Upaya lain yang patut dilakukan adalah dengan penempatan pasukan perdamaian di wilayah ossetia selatan. Jika kita melihat pada peta pada Koran Tempo (9/8), terlihat bahwa zona penyangga (buffer area) yang ditentukan oleh PBB terletak di sebelah Barat Georgia, dekat perbatasan Abkhazia.
Seharusnya, dengan melihat peperangan yang terjadi, pasukan perdamaian PBB juga ditempatkan di osetia selatan dengan basis daerah sekitar Gori dan Tskhinvali. Apalagi Rusia, seperti dikabarkan oleh Antara (9/8), telah menghujani kota Gori dan daerah sekitar Kareli dengan serangkaian serangan udara.
Selain itu, penulis juga berpendapat sebaiknya NATO tidak terburu-buru turut campur dalam konflik ini. Sebagaimana diketahui, Georgia dan Ukraina—negara bekas Uni Sovyet lain—juga berpolemik dengan Rusia mengenai gagasan mereka untuk masuk ke NATO. Sebaiknya, NATO memberi porsi kepada Uni Eropa untuk membicarakan hal ini dalam sebuah konferensi setingkat menteri agar peperangan dapat berakhir.
Pintu Damai Masih Terbuka!
Adanya peperangan antara Georgia dan Rusia telah membuka mata dunia bahwa kaukasus masih belum sepenuhnya steril dari konflik. Untuk itu, prospek perdamaian yang ada di depan mata harus terus dikembangkan menuju tata dunia yang damai dan berkeadilan.
Penulis hanya berharap, resolusi konflik dalam peperangan ini dapat membawa hasil yang berarti. Salam Damai dari Banjarmasin!
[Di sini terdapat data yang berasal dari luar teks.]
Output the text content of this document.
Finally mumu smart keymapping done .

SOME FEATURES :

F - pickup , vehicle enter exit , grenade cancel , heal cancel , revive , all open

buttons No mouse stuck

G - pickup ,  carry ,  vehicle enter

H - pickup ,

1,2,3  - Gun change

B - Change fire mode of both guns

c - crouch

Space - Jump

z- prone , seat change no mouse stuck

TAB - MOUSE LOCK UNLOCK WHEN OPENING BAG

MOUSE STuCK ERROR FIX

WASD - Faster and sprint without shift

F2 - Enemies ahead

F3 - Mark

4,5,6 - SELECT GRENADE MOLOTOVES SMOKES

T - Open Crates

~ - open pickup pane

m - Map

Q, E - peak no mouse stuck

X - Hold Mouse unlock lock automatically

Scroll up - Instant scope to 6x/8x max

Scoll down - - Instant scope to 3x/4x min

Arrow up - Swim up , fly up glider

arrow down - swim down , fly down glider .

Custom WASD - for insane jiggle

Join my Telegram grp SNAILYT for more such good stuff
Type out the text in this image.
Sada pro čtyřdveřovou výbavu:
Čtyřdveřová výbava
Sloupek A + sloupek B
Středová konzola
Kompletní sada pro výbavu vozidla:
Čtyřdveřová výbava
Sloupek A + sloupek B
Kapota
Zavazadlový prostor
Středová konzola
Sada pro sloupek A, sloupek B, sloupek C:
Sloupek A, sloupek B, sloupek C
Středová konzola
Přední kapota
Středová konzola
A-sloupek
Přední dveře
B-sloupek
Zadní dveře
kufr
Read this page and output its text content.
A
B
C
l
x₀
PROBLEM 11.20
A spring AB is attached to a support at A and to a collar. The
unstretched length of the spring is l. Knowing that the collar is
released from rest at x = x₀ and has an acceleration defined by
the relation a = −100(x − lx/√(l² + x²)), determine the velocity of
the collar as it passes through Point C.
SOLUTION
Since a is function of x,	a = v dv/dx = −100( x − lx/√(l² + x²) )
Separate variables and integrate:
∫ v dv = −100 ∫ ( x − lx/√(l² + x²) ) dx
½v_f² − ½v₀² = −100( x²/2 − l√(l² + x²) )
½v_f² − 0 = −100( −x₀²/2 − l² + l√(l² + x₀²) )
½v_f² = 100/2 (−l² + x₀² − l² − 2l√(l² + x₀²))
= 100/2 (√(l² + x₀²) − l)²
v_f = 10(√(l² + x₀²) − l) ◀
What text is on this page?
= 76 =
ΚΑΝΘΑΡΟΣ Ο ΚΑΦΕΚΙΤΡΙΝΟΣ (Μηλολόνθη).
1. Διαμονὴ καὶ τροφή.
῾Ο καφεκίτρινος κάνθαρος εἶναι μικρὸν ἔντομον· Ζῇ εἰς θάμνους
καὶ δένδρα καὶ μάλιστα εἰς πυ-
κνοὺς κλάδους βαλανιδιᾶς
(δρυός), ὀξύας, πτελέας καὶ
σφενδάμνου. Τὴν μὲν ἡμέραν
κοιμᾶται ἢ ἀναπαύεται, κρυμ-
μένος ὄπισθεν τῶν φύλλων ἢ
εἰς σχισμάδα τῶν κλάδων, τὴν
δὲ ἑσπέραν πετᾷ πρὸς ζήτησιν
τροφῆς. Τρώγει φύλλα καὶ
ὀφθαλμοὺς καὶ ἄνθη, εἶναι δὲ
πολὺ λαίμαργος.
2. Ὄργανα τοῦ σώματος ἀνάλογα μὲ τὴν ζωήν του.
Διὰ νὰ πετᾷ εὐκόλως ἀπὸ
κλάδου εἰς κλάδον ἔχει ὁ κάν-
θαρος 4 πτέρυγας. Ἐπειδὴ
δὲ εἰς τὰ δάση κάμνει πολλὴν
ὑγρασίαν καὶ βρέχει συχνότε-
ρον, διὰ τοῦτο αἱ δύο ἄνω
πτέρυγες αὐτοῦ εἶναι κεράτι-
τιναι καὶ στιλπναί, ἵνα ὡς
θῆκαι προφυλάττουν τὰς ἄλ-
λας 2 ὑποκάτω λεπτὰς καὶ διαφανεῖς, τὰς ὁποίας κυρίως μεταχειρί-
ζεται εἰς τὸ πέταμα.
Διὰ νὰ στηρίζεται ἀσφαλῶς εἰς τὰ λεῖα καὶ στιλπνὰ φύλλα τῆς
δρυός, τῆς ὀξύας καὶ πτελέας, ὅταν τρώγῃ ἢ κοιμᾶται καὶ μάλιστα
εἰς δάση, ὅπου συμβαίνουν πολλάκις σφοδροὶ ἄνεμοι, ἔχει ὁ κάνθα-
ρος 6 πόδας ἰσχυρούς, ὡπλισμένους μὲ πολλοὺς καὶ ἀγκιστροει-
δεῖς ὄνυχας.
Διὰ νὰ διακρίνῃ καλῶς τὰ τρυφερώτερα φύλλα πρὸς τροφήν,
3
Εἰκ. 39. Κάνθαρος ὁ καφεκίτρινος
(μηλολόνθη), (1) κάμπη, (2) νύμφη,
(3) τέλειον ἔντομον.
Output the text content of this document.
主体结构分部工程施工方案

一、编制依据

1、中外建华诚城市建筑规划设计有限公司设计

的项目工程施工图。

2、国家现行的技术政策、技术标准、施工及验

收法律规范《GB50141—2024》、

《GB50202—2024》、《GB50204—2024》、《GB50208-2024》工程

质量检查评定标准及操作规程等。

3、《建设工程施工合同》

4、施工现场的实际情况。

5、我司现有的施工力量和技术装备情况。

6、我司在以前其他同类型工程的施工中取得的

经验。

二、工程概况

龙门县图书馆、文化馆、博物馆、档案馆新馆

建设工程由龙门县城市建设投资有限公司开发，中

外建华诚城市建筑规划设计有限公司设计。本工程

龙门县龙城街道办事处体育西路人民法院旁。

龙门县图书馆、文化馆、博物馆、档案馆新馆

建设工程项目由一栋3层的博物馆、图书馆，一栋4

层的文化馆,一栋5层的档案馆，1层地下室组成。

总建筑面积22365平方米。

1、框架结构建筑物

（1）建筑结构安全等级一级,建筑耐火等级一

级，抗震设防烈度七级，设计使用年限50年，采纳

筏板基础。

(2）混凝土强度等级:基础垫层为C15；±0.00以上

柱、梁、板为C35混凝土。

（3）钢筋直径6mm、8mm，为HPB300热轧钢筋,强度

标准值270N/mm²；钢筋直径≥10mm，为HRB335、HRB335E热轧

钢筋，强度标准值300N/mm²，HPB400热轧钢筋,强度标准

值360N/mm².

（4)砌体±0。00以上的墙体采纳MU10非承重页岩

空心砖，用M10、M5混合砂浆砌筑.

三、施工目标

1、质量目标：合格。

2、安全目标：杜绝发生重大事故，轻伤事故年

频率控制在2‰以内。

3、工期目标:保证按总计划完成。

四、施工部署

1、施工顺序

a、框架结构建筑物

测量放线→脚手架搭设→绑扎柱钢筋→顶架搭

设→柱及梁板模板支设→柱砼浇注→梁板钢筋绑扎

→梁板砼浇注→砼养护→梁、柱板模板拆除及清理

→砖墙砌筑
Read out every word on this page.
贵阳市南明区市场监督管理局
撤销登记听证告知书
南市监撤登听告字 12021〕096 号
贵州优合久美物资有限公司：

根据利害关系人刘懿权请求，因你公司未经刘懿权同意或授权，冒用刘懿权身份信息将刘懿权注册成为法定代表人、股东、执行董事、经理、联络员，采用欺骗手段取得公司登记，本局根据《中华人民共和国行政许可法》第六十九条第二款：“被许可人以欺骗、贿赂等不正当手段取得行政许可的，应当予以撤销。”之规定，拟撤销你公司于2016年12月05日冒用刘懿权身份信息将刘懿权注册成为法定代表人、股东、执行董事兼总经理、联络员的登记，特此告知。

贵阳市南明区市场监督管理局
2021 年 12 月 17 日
*) Mr. Ban-Ki-Moon, pikirkanlah untuk mengalihkan pandangan anda sejenak dari Nuklir Iran yang sebenarnya untuk kepentingan damai ke peperangan ini. Pikirkan, berapa banyak warga sipil yang harus dikorbankan demi kepentingan minyak di Asia Tengah ini? Pikirkan, berapa kerugian yang harus diderita oleh kedua negara dengan peperangan ini? Save Civil Supremacy!